Hacking Surgery: Suspended Animation May Be Here
Suspended animation is a staple of science fiction. Need to take a 200 year trip to another star system? Go to sleep in some sort of high-tech coccoon and wake up at your destination. We saw it in Star Trek, 2001, and many other places. Doctors at the University of Maryland have reprtedly put at least one patient in suspended animation, and it isn’t to send them to outer space. The paper (behind a paywall, of course) is available if you have the medical background to wade through it. There’s also a patent that describes the procedure.
Trauma surgeons are frustrated because they often see patients who have been in an accident or have been shot or stabbed that they could save if they only had the time. A patient arriving at an ER with over half their blood lost and their heart stopped have a less than 5% chance of leaving the ER without a toe tag. By placing the patient in suspended animation, doctors can gain up to two hours to work on injuries that previously had to be repaired in mere minutes.
Normally once your heart stops, your brain will irreversibly damage in about 5 minutes due to lack of oxygen. The heart meanwhile can survive for about 20 minutes. Doctors are replacing all of a patient’s blood with ice cold saline. This causes brain activity to stop and slows or stops chemical reactions that normally cause damage. Technically, the patient is dead.
Surgeons then have about two hours to do their thing before warming up the patient and restarting his or her heart.
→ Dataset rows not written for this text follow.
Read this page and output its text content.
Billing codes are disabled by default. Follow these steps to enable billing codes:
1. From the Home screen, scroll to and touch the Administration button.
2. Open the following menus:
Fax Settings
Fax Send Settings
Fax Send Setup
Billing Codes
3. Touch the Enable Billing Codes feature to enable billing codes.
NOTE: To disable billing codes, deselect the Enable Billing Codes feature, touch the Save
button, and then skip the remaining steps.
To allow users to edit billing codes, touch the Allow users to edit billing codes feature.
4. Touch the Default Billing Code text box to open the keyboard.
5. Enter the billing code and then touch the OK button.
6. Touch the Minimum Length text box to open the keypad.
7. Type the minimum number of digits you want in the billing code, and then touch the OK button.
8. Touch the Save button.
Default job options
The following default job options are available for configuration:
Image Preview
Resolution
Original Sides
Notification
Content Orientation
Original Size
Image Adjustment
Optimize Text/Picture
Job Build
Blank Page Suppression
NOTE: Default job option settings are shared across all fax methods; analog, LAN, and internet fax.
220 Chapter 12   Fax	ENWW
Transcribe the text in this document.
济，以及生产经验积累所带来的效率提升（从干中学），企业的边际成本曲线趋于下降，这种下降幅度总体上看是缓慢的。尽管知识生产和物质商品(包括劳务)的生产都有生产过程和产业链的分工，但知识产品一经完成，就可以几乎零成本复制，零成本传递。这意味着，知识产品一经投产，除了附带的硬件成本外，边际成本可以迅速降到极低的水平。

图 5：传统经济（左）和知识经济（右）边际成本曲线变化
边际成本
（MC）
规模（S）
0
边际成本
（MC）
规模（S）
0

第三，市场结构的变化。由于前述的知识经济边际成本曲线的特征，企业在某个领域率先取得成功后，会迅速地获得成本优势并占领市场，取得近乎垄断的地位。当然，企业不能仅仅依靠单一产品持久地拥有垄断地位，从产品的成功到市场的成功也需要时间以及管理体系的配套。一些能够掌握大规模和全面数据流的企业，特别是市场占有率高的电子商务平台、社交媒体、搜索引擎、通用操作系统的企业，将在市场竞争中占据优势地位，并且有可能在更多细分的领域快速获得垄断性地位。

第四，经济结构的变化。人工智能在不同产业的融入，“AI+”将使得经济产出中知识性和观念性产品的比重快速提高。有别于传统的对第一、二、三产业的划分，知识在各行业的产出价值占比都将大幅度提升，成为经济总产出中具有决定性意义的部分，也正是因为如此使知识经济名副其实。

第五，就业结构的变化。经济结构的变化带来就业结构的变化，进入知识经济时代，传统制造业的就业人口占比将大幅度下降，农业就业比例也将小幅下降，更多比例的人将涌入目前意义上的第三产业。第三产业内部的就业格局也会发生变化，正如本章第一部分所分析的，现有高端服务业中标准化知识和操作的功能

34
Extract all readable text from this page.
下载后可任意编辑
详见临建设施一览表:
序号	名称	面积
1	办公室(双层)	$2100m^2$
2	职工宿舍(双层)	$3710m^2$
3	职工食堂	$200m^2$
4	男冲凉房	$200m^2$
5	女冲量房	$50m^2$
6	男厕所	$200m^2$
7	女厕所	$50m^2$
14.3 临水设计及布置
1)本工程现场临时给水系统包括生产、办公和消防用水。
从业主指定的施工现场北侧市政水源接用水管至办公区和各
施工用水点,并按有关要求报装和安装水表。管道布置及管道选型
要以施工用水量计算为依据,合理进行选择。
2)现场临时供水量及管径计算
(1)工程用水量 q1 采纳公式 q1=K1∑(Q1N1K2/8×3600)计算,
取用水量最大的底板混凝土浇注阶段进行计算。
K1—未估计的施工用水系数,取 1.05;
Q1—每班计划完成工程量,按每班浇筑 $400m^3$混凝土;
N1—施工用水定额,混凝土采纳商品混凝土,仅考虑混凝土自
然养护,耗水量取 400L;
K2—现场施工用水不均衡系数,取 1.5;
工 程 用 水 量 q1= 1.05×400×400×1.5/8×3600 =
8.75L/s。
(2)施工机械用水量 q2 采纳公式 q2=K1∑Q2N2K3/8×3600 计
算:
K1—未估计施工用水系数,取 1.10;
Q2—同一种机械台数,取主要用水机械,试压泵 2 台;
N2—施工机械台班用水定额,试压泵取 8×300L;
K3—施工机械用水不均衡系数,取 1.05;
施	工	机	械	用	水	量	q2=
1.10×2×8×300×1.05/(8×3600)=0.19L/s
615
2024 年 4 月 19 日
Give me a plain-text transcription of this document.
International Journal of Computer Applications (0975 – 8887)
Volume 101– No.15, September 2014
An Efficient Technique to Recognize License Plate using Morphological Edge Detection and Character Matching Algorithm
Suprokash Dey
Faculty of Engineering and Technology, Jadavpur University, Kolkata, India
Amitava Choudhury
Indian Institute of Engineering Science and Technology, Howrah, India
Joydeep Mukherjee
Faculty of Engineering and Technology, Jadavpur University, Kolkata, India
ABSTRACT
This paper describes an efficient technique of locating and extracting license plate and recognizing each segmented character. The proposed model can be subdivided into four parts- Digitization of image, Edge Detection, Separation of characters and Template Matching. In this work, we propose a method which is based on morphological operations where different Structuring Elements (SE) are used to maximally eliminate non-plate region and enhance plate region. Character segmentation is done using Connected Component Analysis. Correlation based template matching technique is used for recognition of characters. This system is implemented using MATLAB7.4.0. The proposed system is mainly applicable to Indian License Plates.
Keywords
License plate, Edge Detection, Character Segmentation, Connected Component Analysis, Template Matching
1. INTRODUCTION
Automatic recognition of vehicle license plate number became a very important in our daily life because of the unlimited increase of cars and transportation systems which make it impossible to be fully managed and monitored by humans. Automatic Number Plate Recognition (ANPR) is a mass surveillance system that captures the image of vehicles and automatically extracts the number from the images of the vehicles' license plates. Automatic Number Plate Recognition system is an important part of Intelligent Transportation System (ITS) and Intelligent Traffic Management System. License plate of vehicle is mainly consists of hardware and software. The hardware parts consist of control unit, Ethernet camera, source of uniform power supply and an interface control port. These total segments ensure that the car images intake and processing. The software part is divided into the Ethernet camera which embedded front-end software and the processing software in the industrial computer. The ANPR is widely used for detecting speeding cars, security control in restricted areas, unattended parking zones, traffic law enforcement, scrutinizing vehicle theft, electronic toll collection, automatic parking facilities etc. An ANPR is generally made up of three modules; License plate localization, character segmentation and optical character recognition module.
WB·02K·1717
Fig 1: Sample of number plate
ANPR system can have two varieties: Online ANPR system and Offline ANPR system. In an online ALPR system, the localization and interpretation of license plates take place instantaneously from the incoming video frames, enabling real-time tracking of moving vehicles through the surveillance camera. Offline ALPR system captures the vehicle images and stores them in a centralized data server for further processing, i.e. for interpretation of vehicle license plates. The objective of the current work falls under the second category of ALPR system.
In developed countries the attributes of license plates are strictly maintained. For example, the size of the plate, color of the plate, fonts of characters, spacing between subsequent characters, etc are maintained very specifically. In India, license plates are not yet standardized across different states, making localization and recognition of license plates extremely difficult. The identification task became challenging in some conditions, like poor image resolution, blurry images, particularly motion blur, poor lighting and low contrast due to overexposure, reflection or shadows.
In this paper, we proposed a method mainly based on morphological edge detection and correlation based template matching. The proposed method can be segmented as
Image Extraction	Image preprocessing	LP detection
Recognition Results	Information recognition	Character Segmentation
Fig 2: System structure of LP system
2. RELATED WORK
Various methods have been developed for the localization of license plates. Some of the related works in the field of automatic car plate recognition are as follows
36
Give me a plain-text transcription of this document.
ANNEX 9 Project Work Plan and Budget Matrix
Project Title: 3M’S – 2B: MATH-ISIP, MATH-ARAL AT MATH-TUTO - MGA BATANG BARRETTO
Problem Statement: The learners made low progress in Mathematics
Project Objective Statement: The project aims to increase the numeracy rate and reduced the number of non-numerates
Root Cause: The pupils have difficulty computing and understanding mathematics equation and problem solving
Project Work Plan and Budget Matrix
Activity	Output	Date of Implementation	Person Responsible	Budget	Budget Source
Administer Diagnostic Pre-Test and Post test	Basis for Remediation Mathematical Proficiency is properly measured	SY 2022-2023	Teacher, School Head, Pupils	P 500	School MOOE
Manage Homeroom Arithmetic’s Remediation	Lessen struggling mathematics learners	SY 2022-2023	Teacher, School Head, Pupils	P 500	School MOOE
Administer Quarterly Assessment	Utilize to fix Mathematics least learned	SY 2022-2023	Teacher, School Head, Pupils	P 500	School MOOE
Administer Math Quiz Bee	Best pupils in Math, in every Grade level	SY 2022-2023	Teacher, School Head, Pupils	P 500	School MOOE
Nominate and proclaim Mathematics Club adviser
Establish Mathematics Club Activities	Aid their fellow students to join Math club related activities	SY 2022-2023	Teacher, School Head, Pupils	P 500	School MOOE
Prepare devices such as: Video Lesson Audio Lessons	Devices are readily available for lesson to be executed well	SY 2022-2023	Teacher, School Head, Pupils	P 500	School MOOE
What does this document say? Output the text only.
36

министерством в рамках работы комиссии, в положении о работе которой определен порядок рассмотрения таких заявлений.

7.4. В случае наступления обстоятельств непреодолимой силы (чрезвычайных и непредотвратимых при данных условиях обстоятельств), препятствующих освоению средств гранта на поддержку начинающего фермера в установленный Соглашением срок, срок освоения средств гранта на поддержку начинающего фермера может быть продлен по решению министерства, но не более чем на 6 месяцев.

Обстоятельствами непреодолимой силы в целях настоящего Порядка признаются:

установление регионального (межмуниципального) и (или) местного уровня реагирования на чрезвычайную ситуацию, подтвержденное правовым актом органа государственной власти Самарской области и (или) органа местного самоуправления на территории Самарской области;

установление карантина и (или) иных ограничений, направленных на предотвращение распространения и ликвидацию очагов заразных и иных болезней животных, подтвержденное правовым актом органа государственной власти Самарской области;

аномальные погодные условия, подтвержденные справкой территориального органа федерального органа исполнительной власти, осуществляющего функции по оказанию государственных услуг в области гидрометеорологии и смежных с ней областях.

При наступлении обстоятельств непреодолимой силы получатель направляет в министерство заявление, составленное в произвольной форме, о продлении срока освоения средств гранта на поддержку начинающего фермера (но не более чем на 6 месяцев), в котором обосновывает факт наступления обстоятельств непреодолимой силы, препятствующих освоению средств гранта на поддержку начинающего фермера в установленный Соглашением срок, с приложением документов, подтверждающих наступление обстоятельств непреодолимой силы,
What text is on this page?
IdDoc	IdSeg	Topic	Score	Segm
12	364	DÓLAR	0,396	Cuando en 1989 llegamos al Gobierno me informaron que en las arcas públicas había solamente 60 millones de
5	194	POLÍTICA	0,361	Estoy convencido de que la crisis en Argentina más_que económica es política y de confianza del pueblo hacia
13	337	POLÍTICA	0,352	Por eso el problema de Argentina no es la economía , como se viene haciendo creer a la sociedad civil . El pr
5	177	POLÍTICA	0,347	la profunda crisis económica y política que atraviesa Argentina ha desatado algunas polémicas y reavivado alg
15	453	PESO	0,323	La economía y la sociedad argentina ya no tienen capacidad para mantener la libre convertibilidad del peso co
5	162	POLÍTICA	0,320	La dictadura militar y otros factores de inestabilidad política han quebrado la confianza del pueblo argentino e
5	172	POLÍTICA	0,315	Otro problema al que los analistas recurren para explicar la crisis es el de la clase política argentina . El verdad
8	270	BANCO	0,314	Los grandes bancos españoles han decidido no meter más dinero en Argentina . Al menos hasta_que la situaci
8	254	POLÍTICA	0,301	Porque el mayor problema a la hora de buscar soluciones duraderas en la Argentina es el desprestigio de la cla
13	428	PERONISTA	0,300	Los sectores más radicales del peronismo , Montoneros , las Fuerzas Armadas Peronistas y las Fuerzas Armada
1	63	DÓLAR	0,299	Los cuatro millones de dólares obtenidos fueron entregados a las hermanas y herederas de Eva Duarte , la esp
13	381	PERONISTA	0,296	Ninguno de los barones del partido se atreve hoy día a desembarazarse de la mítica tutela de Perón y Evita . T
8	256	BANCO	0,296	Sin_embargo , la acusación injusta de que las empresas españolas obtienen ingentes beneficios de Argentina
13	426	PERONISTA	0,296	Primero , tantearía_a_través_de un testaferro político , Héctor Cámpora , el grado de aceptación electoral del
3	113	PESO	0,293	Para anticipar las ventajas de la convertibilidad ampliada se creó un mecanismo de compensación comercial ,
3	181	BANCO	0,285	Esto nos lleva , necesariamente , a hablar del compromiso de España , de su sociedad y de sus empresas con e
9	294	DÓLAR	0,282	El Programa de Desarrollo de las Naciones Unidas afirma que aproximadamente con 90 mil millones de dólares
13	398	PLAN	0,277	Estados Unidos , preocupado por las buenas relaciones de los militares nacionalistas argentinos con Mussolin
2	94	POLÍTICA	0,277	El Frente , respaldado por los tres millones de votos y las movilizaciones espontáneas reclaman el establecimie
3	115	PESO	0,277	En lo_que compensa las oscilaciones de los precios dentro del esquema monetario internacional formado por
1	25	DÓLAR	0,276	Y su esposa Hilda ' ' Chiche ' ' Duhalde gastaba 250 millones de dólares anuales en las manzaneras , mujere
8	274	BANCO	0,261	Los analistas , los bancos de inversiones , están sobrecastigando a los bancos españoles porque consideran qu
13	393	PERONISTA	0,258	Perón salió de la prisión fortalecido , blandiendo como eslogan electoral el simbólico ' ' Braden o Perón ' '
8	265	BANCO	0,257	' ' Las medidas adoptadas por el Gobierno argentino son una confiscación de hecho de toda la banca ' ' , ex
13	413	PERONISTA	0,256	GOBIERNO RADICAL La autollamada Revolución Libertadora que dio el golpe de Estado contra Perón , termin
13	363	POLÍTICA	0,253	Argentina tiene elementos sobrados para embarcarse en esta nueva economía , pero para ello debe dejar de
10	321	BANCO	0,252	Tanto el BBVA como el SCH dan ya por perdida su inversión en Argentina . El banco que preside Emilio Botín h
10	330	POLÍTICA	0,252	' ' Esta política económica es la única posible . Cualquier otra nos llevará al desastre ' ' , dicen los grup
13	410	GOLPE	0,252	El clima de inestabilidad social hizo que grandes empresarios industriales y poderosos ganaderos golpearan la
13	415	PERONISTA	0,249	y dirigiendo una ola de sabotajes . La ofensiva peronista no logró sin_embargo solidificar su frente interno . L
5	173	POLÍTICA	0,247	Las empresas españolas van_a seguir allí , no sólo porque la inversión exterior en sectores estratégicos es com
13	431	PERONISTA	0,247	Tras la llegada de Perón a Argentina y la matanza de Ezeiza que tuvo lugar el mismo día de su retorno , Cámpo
The FDA approved the study which plans to put up to ten people in suspended animation. The patients won’t have to consent because they have fatal injuries with no alternative treatment. However, the team did place ads in local newspapers with a web site that allows people to opt out if they don’t want the procedure in the future.
The thawing out remains problematic. As the temperature rises, chemical reactions can cause cellular damage. It appears that the longer you are dead, the worse this damage can be. Doctors hope to find a drug cocktail to help prevent these reperfusion injuries. The goal temperature is 10C and upon rewarming, they bring the patient up to 34C, about 3 degrees low and wait for the body to recover over a 12 hour period in most cases.
Working on pigs, they have been able to keep them cold for 3 hours and revive them. The report isn’t clear on exactly how many of the patients have been frozen and successfully thawed out, nor does it share how well the thawed out patients recovered. Presumably, that will be in the paper they publish next year.
We don’t suggest trying this at home, but it does lead to some interesting questions about your brain and conciousness in general. A few hours won’t get Kahn to Ceti Alpha V, but it could be a start of developing technology that could enable long space flight.